This repo contains a command line tool that uses SpyglassMC's "mcdoc" format to verify mincraft datapacks. It requires
a copy of the vanilla-mcdocs to run. You can get a copy by either:
# 1. Cloning the SpyglassMC/vanilla-mcdoc github repo into this directory
$ git clone https://github.com/SpyglassMC/vanilla-mcdoc
# 2. Using the SpyglassMC API to download a tarball of the mcdocs
$ curl -o mcdoc.tar https://api.spyglassmc.com/vanilla-mcdoc/tarballThe go-version directory contains an attempt to generate a clean-room parser for mcdocs in Go using a custom peg parser.
One of the goals of pursuing this project was as a way to learn how to use LLM development tools, specifically CLI tools like
claude code and codex-cli.
There are two Go versions within the git history, one where claude tried to do this all with regexp, and one where I made it
use peg. The second version is what is on HEAD. I abandoned it when it became clear that utilizing mcdocs correctly
required a lot more secondary code than a parser; it required parsing an entire collection of mcdocs, doing type resolution,
etc.
At the point of abandonment, I decided to see if I could make a version that used the spyglass vscode extension's code
directly to do perform datapack validation. From here, leaning on LLMs was a must for me as I have no typescript experience.

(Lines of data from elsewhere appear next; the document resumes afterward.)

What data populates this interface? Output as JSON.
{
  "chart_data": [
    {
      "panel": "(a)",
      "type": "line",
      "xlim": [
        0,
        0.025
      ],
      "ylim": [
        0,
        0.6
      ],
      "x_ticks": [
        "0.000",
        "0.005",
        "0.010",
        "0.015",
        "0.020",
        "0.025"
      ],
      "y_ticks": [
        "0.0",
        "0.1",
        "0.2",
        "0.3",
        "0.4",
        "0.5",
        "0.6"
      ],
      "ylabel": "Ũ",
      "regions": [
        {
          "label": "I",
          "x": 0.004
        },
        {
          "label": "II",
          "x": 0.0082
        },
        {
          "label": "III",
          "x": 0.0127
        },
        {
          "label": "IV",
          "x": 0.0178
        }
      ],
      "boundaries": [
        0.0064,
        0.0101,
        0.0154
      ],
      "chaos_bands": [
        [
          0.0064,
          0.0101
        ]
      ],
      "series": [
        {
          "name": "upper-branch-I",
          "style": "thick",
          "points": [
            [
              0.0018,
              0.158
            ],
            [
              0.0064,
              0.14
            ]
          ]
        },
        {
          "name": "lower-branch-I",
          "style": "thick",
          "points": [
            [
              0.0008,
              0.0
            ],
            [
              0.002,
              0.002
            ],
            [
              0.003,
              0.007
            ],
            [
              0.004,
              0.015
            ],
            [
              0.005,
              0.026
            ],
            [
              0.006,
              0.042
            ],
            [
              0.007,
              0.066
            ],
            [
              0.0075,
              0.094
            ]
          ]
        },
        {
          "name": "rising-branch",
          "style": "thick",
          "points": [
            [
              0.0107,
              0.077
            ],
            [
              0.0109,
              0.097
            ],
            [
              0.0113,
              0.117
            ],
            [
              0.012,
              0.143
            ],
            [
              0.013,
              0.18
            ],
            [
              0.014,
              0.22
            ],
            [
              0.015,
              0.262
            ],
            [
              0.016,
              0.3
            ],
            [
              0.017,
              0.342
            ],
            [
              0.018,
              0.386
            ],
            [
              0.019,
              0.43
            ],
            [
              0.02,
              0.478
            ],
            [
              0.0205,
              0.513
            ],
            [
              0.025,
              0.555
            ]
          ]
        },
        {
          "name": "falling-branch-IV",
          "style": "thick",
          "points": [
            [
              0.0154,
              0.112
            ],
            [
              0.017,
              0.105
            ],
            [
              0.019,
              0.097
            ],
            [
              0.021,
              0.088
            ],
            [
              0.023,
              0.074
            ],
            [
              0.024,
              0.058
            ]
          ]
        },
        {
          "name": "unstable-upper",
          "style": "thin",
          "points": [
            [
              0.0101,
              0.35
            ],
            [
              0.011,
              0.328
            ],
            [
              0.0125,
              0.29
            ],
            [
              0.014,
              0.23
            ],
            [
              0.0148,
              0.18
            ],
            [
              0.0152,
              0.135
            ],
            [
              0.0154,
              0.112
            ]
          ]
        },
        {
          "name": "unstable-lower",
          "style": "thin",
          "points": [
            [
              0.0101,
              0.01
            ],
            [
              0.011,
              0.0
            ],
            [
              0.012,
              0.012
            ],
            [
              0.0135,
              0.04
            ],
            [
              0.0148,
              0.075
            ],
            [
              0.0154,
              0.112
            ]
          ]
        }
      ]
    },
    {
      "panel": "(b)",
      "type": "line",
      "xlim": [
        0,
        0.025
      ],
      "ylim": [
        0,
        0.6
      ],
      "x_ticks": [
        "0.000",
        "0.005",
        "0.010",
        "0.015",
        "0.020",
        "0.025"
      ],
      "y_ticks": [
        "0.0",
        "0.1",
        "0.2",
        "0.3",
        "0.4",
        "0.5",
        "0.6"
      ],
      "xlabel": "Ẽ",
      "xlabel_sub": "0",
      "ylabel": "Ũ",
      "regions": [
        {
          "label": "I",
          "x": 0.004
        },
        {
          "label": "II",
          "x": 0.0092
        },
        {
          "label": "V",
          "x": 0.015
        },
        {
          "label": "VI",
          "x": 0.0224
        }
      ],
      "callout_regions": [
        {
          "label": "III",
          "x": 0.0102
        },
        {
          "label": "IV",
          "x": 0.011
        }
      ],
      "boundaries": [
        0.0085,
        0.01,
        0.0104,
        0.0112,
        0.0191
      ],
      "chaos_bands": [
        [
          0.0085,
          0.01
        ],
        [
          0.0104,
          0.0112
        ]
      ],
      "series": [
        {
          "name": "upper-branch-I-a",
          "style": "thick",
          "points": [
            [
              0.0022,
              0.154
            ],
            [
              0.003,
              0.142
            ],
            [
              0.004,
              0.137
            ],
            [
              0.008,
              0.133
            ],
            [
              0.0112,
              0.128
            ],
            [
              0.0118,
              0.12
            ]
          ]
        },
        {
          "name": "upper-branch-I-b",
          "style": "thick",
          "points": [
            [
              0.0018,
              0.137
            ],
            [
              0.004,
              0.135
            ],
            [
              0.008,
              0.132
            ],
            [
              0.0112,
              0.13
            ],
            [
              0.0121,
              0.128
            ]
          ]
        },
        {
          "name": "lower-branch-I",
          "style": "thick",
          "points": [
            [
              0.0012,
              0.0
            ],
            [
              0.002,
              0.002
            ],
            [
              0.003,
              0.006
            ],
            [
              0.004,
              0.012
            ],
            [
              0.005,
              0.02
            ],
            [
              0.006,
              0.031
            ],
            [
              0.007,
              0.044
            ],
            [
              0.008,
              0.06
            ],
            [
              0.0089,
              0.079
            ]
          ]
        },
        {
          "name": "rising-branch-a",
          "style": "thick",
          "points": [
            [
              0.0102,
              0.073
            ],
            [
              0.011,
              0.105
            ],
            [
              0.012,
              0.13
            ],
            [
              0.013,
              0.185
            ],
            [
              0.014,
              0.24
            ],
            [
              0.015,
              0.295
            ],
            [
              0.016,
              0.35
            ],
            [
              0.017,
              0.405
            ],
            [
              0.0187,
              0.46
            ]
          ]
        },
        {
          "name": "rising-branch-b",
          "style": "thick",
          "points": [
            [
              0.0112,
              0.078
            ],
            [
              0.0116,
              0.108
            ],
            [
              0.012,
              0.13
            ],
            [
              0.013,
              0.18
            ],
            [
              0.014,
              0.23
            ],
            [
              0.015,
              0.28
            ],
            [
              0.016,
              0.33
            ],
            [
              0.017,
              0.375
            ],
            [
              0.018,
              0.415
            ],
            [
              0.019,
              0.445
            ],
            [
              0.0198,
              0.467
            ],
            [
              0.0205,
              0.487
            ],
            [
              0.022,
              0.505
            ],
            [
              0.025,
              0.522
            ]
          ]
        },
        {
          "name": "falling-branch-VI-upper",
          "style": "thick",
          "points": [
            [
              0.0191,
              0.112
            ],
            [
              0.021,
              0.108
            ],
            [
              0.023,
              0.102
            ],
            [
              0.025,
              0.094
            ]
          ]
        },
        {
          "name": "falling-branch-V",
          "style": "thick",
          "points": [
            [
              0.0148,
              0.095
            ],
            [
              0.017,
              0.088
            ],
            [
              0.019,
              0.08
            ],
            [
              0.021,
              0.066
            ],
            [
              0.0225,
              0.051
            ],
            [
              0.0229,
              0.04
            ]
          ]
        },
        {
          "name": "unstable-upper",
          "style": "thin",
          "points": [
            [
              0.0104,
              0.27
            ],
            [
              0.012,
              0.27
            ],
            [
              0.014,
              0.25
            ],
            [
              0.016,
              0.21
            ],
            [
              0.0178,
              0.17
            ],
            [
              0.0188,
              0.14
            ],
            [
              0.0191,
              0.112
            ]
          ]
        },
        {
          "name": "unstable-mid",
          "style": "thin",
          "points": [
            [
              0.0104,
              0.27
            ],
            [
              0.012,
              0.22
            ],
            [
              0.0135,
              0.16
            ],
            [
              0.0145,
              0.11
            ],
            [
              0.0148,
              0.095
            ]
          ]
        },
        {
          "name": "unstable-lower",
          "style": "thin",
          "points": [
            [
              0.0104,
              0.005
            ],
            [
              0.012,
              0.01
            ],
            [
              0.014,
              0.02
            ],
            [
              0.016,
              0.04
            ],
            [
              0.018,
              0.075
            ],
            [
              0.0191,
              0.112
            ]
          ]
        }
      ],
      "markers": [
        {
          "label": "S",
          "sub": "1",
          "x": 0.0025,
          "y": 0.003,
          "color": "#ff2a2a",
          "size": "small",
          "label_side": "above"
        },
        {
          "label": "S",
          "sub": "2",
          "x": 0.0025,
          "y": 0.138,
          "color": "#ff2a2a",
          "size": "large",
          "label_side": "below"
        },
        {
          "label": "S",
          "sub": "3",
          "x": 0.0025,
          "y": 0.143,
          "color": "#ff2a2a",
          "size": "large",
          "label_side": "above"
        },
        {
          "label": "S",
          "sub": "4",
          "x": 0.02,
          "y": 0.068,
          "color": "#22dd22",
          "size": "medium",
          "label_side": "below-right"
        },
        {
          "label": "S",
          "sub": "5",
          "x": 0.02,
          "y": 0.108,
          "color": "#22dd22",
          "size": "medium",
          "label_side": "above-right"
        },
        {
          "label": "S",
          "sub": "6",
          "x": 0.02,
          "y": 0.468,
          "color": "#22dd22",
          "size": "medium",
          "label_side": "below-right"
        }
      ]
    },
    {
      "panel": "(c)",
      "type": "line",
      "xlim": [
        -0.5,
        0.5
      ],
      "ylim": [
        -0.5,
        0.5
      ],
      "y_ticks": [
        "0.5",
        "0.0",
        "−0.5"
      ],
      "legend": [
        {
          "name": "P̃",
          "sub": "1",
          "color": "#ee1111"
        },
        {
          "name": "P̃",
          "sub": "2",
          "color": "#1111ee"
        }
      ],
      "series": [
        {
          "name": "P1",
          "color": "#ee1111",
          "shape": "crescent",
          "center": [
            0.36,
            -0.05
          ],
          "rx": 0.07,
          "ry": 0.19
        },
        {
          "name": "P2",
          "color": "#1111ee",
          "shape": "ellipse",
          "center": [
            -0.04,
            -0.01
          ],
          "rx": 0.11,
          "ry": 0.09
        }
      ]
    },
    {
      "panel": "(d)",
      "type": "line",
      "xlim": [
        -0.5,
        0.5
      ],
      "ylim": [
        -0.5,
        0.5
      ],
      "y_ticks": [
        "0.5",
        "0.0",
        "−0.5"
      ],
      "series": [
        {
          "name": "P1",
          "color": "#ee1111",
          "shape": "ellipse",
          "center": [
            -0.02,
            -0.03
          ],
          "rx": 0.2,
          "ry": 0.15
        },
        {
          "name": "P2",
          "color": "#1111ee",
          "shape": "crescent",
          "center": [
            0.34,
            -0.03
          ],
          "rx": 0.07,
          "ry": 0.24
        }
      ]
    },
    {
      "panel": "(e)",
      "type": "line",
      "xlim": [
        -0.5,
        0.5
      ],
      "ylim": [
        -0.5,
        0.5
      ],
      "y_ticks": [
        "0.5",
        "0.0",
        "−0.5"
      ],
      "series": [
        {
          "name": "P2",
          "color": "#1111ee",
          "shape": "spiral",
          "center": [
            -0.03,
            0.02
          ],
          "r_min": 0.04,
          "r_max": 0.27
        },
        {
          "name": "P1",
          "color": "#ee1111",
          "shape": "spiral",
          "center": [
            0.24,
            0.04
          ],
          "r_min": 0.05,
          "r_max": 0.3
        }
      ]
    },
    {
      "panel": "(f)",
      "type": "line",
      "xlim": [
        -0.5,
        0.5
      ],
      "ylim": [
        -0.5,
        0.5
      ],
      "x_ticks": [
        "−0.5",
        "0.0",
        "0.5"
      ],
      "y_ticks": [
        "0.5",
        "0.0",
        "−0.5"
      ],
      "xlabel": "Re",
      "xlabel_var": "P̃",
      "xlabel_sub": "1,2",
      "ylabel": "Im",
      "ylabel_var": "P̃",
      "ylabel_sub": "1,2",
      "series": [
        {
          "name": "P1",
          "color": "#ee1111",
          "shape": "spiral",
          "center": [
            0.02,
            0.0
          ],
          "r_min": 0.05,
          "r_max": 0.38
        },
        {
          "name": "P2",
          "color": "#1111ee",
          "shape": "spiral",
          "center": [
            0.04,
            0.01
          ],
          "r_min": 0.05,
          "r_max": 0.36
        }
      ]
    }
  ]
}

This version is the TypeScript MCheck, or tsmc, a name that thankfully has no clashes with the world's most important
semiconductor fab.
The directory tsmc contains a tool, also called tsmc, which is documented fully in its own README.md.
tsmc works enough for me to use it as a quick CI/test script for local datapack development. My main personal goal was to
be able to have some guardrails for a local LLM to iterate on performing updates and making modifications to the datapack for
my modpack.
tsmc has not known the love of human touch. Its code is probably terrible. It might not really work properly. It might not be
suitable as a starting point for a fork to make a real CLI.